二维（2D）材料通过降低其维度为实现紧急现象提供了独特的机会。利用扫描隧道显微镜结合第一性原理计算，我们确定了一个有趣的金属-绝缘体跃迁（MIT）在大块化合物（TBA）0.3VSe2中的情况。原子尺度成像表明，1T-VSe2的初始4a0 × 4a0电荷密度波（CDW）顺序在插层后转变为√7a0 ×√3a0顺序，这与绝缘间隙的大小约为115 meV有关。我们的计算表明，通过引入电子掺杂，这种能隙是高度可调的。此外，√7a0 ×√3a0 CDW阶对Lifshitz跃迁的鲁棒性表明电子-声子相互作用在稳定CDW状态中的关键作用。我们的工作阐明了在准二维材料中cdw驱动的MIT的一个罕见例子，并建立了阳离子插层作为一种有效的途径来调节尺寸和载流子浓度，而不会引起应变或无序。

本文章由计算机程序翻译，如有差异，请以英文原文为准。

查看原文本刊更多论文

Nanoscale Determination of the Metal-Insulator Transition in Intercalated Bulk VSe₂.
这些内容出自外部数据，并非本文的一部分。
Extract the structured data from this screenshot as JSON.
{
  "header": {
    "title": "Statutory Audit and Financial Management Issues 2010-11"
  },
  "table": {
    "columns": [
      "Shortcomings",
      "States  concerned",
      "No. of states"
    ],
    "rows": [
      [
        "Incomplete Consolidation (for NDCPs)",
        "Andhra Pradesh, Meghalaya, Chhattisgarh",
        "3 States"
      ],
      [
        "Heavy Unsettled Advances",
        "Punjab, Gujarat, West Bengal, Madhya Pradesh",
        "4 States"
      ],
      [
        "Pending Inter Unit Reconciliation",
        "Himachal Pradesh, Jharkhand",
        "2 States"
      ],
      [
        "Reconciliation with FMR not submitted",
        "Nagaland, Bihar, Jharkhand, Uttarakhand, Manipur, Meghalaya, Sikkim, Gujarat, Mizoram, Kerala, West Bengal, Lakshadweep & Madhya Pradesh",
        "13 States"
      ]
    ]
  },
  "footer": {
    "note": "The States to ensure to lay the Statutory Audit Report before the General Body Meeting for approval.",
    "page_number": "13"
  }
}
Two-dimensional (2D) materials provide unique opportunities to realize emergent phenomena by reducing their dimensionality. Using scanning tunneling microscopy combined with first-principles calculations, we determine an intriguing case of a metal-insulator transition (MIT) in a bulk compound, (TBA)_0.3VSe₂. Atomic-scale imaging reveals that the initial 4a₀ × 4a₀ charge density wave (CDW) order in 1T-VSe₂ transforms to √7a₀ × √3a₀ ordering upon intercalation, which is associated with an insulating gap with a magnitude of up to approximately 115 meV. Our calculations reveal that this energy gap is highly tunable through electron doping introduced by the intercalant. Moreover, the robustness of the √7a₀ × √3a₀ CDW order against the Lifshitz transition points to the key role of electron-phonon interactions in stabilizing the CDW state. Our work clarifies a rare example of a CDW-driven MIT in quasi-2D materials and establishes cation intercalation as an effective pathway for tuning both the dimensionality and the carrier concentration without inducing strain or disorder.

求助全文

通过发布文献求助，成功后即可免费获取论文全文。去求助

来源期刊

Nano Letters 工程技术-材料科学：综合

CiteScore

16.80

自引率

2.80%

发文量

1182

审稿时长

1.4 months

期刊介绍： Nano Letters serves as a dynamic platform for promptly disseminating original results in fundamental, applied, and emerging research across all facets of nanoscience and nanotechnology. A pivotal criterion for inclusion within Nano Letters is the convergence of at least two different areas or disciplines, ensuring a rich interdisciplinary scope. The journal is dedicated to fostering exploration in diverse areas, including: - Experimental and theoretical findings on physical, chemical, and biological phenomena at the nanoscale - Synthesis, characterization, and processing of organic, inorganic, polymer, and hybrid nanomaterials through physical, chemical, and biological methodologies - Modeling and simulation of synthetic, assembly, and interaction processes - Realization of integrated nanostructures and nano-engineered devices exhibiting advanced performance - Applications of nanoscale materials in living and environmental systems Nano Letters is committed to advancing and showcasing groundbreaking research that intersects various domains, fostering innovation and collaboration in the ever-evolving field of nanoscience and nanotechnology.